Así, tras ser desestimado el recurso, los siete condenados a la horca pasaron sus últimos días de vida en la cárcel de Sugamo, tranquilos y resignados a su suerte. Hideki Tojo, que fue el primer acusado en subir al patíbulo, rehusó las raciones militares norteamericanas y solicitó platos tradicionales japoneses. La víspera de la ejecución, fijada para la medianoche del 22 de diciembre de 1948, los acusados solicitaron hablar con un sacerdote budista y escribieron cartas a sus familias. A las 23,40 del 22 de diciembre, un oficial estadounidense acompañado por una escolta armada despertó a los siete condenados que, tras haber asistido a un brevísimo servicio religioso, fueron conducidos al patíbulo en compañía del sacerdote budista y un capellán de la prisión.
MUERTE AL GRITO DE “¡BANZAI!”
El primer grupo de condenados, Tojo, Doihara, Matsui y Mulo, accedieron a la llamada “cámara de la muerte”, donde en el centro, muy iluminada, les esperaba una plataforma en la que se habían levantado cinco horcas. La prensa no estuvo autorizada a asistir a la ejecución y hubo muy pocos testigos a excepción de los responsables de la prisión y de un oficial británico, un norteamericano, un chino, un soviético y un médico militar.
Tojo se acercó al patíbulo vistiendo un descolorido uniforme de auxiliar del ejército, sin grados ni condecoraciones, y con paso firme subió el primero a la horca donde el verdugo le cubrió la cabeza con un capuchón negro y ajustó el nudo corredizo a su cuello. Una vez los cuatro acusados estuvieron encapuchados, el silencio se rompió con un inesperado grito de “¡Banzai!” (grito de guerra de los soldados japoneses). Las cuatro trampillas se abrieron a la vez. Tras la ejecución, los cuerpos fueron cargados en camiones de la policía militar y llevados al crematorio de Kubyama.

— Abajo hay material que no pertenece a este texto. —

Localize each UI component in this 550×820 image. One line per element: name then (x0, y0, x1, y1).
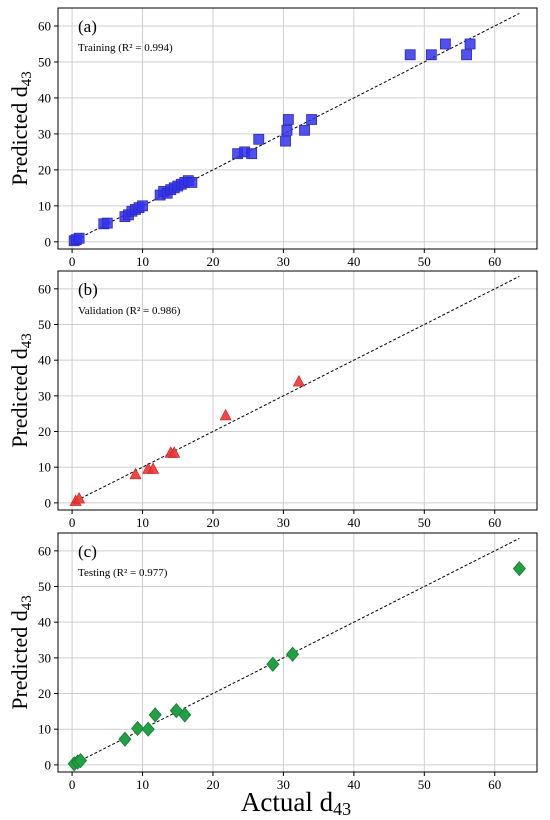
r-squared-annotation: Training (R² = 0.994) (78, 42, 173, 54)
x-tick-label: 10 (136, 515, 149, 530)
data-point (512, 561, 526, 577)
data-point (74, 752, 88, 769)
x-tick-label: 40 (347, 254, 360, 269)
reference-line (71, 275, 520, 504)
panel-testing: 0 10 20 30 40 50 60 0 10 20 30 40 50 60 Predicted d43 (… (7, 532, 538, 792)
data-point (148, 707, 162, 723)
data-point (286, 646, 300, 662)
y-tick-label: 50 (38, 317, 51, 332)
data-point (425, 49, 437, 61)
data-point (461, 49, 472, 61)
x-tick-label: 60 (488, 777, 501, 792)
data-point (118, 731, 132, 747)
data-point (141, 721, 155, 737)
x-tick-label: 60 (488, 254, 501, 269)
y-tick-label: 10 (38, 198, 51, 213)
y-tick-label: 20 (38, 686, 51, 701)
data-point (168, 446, 181, 458)
plot-frame (57, 7, 538, 250)
y-tick-label: 30 (38, 650, 51, 665)
x-tick-label: 20 (206, 515, 219, 530)
panel-training: 0 10 20 30 40 50 60 0 10 20 30 40 50 60 Predicted d43 (… (7, 7, 538, 269)
x-tick-label: 50 (418, 515, 431, 530)
y-tick-label: 20 (38, 424, 51, 439)
data-point (219, 408, 232, 421)
x-tick-label: 30 (277, 777, 290, 792)
x-tick-label: 40 (347, 777, 360, 792)
data-point (186, 177, 198, 188)
y-tick-label: 30 (38, 388, 51, 403)
data-point (147, 462, 160, 474)
data-point (282, 114, 294, 125)
x-tick-label: 50 (418, 777, 431, 792)
y-tick-label: 0 (45, 495, 52, 510)
panel-label: (a) (78, 17, 97, 36)
y-tick-label: 30 (38, 126, 51, 141)
data-point (73, 232, 85, 244)
y-tick-label: 40 (38, 90, 51, 105)
plot-area (58, 271, 537, 510)
y-tick-label: 60 (38, 543, 51, 558)
data-point (178, 707, 192, 723)
data-point (137, 200, 148, 212)
x-tick-label: 0 (69, 777, 76, 792)
y-tick-label: 0 (45, 234, 52, 249)
r-squared-annotation: Testing (R² = 0.977) (78, 567, 168, 579)
x-tick-label: 50 (418, 254, 431, 269)
x-tick-label: 0 (69, 515, 76, 530)
y-tick-label: 20 (38, 162, 51, 177)
data-point (440, 38, 451, 50)
plot-frame (57, 270, 538, 511)
x-tick-label: 20 (206, 254, 219, 269)
data-point (246, 148, 258, 160)
x-tick-label: 30 (277, 515, 290, 530)
data-point (266, 656, 280, 672)
x-tick-label: 20 (206, 777, 219, 792)
data-point (280, 135, 291, 147)
data-point (131, 720, 145, 737)
data-point (299, 124, 310, 136)
x-axis-label: Actual d43 (241, 787, 351, 819)
plot-frame (57, 532, 538, 773)
data-point (464, 38, 476, 50)
y-tick-label: 40 (38, 615, 51, 630)
x-tick-label: 30 (277, 254, 290, 269)
panel-label: (b) (78, 280, 98, 299)
data-point (281, 124, 293, 136)
panel-validation: 0 10 20 30 40 50 60 0 10 20 30 40 50 60 Predicted d43 (… (7, 270, 538, 530)
data-point (73, 491, 86, 504)
x-tick-label: 10 (136, 254, 149, 269)
y-tick-label: 10 (38, 460, 51, 475)
y-axis-label: Predicted d43 (7, 595, 35, 710)
r-squared-annotation: Validation (R² = 0.986) (78, 305, 181, 317)
data-point (292, 374, 305, 387)
y-tick-label: 60 (38, 281, 51, 296)
x-tick-label: 40 (347, 515, 360, 530)
y-tick-label: 50 (38, 579, 51, 594)
data-point (129, 467, 142, 480)
y-tick-label: 50 (38, 54, 51, 69)
data-point (404, 49, 416, 61)
reference-line (71, 12, 520, 243)
y-axis-label: Predicted d43 (7, 333, 35, 448)
y-axis-label: Predicted d43 (7, 71, 35, 186)
x-tick-label: 0 (69, 254, 76, 269)
panel-label: (c) (78, 542, 97, 561)
y-tick-label: 40 (38, 353, 51, 368)
x-tick-label: 10 (136, 777, 149, 792)
y-tick-label: 0 (45, 757, 52, 772)
y-tick-label: 60 (38, 18, 51, 33)
data-point (306, 114, 317, 125)
x-tick-label: 60 (488, 515, 501, 530)
y-tick-label: 10 (38, 722, 51, 737)
data-point (253, 133, 265, 145)
data-point (101, 217, 113, 229)
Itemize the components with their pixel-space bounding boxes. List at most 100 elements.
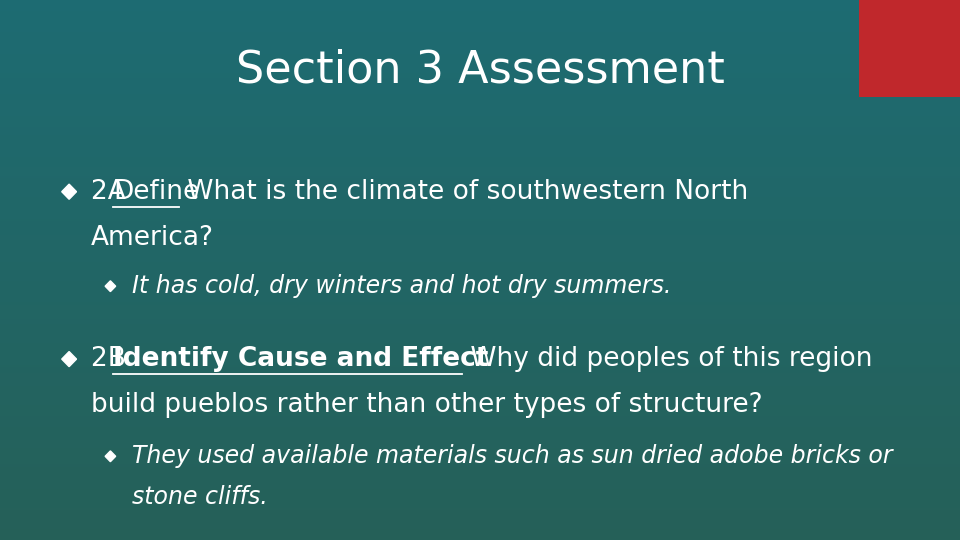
Bar [0,502,960,505]
Bar [0,378,960,381]
Bar [0,383,960,386]
Bar [0,416,960,418]
Bar [0,65,960,68]
Bar [0,81,960,84]
Bar [0,157,960,159]
Bar [0,521,960,524]
Bar [0,259,960,262]
Bar [0,321,960,324]
Bar [0,429,960,432]
Bar [0,526,960,529]
Text: Section 3 Assessment: Section 3 Assessment [235,49,725,92]
Bar [0,397,960,400]
Bar [0,16,960,19]
Bar [0,373,960,375]
Bar [0,94,960,97]
Bar [0,70,960,73]
Polygon shape [61,352,77,367]
Bar [0,421,960,424]
Bar [0,235,960,238]
Text: build pueblos rather than other types of structure?: build pueblos rather than other types of… [91,392,763,418]
Bar [0,35,960,38]
Bar [0,127,960,130]
Bar [0,205,960,208]
Bar [0,370,960,373]
Bar [0,308,960,310]
Bar [0,84,960,86]
Polygon shape [106,451,116,462]
Text: America?: America? [91,225,214,251]
Bar [0,32,960,35]
Bar [0,451,960,454]
Bar [0,286,960,289]
Bar [0,392,960,394]
Bar [0,46,960,49]
Bar [0,167,960,170]
Bar [0,440,960,443]
Bar [0,324,960,327]
Bar [0,443,960,445]
Bar [0,51,960,54]
Bar [0,486,960,489]
Bar [0,408,960,410]
Bar [0,111,960,113]
Bar [0,230,960,232]
Bar [0,38,960,40]
Text: They used available materials such as sun dried adobe bricks or: They used available materials such as su… [132,444,892,468]
Bar [0,273,960,275]
Bar [0,327,960,329]
Bar [0,362,960,364]
Bar [0,518,960,521]
Bar [0,14,960,16]
Bar [0,432,960,435]
Bar [0,194,960,197]
Bar [0,284,960,286]
Bar [0,302,960,305]
Bar [0,97,960,100]
Bar [0,424,960,427]
Bar [0,410,960,413]
Bar [0,189,960,192]
Bar [0,105,960,108]
Bar [0,143,960,146]
Bar [0,202,960,205]
Bar [0,435,960,437]
Bar [0,456,960,459]
Bar [0,184,960,186]
Bar [0,329,960,332]
Bar [0,86,960,89]
Bar [0,289,960,292]
Bar [0,294,960,297]
Text: Identify Cause and Effect: Identify Cause and Effect [113,346,489,372]
Bar [0,192,960,194]
Bar [0,500,960,502]
Bar [0,59,960,62]
Bar [0,208,960,211]
Bar [0,400,960,402]
Bar [0,437,960,440]
Bar [0,367,960,370]
Bar [0,470,960,472]
Bar [0,54,960,57]
Bar [0,427,960,429]
Bar [0,170,960,173]
Bar [0,505,960,508]
Bar [0,529,960,532]
Bar [0,497,960,500]
Bar [0,262,960,265]
Text: It has cold, dry winters and hot dry summers.: It has cold, dry winters and hot dry sum… [132,274,671,298]
Bar [0,405,960,408]
Bar [0,103,960,105]
Bar [0,24,960,27]
Bar [0,292,960,294]
Bar [0,232,960,235]
Bar [0,176,960,178]
Bar [0,178,960,181]
Bar [0,300,960,302]
Bar [0,256,960,259]
Bar [0,364,960,367]
Bar [0,335,960,338]
Bar [0,119,960,122]
Bar [0,221,960,224]
Bar [0,348,960,351]
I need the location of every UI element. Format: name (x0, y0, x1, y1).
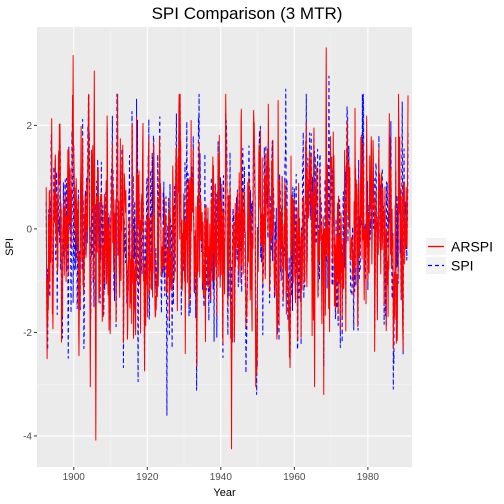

Las cenizas se trasladaron a un destino secreto y los periódicos publicaron una poesía que Tojo había dictado antes de morir: “Adiós a todos, hoy atravesaré las montañas terrenas, y gozosamente entraré en los campos de Buda”.
Tras las ejecuciones, y para rebajar la tensión entre los diferentes representantes de los acusados y los fiscales, un miembro de la defensa proclamó: “Ahora la paz debe reinar entre nosotros. Los horrores de la guerra deben ceder el paso a la colaboración entre los pueblos. Los Estados Unidos deberán olvidar Pearl Harbor y nosotros, los japoneses, olvidaremos Hiroshima y Nagasaki”.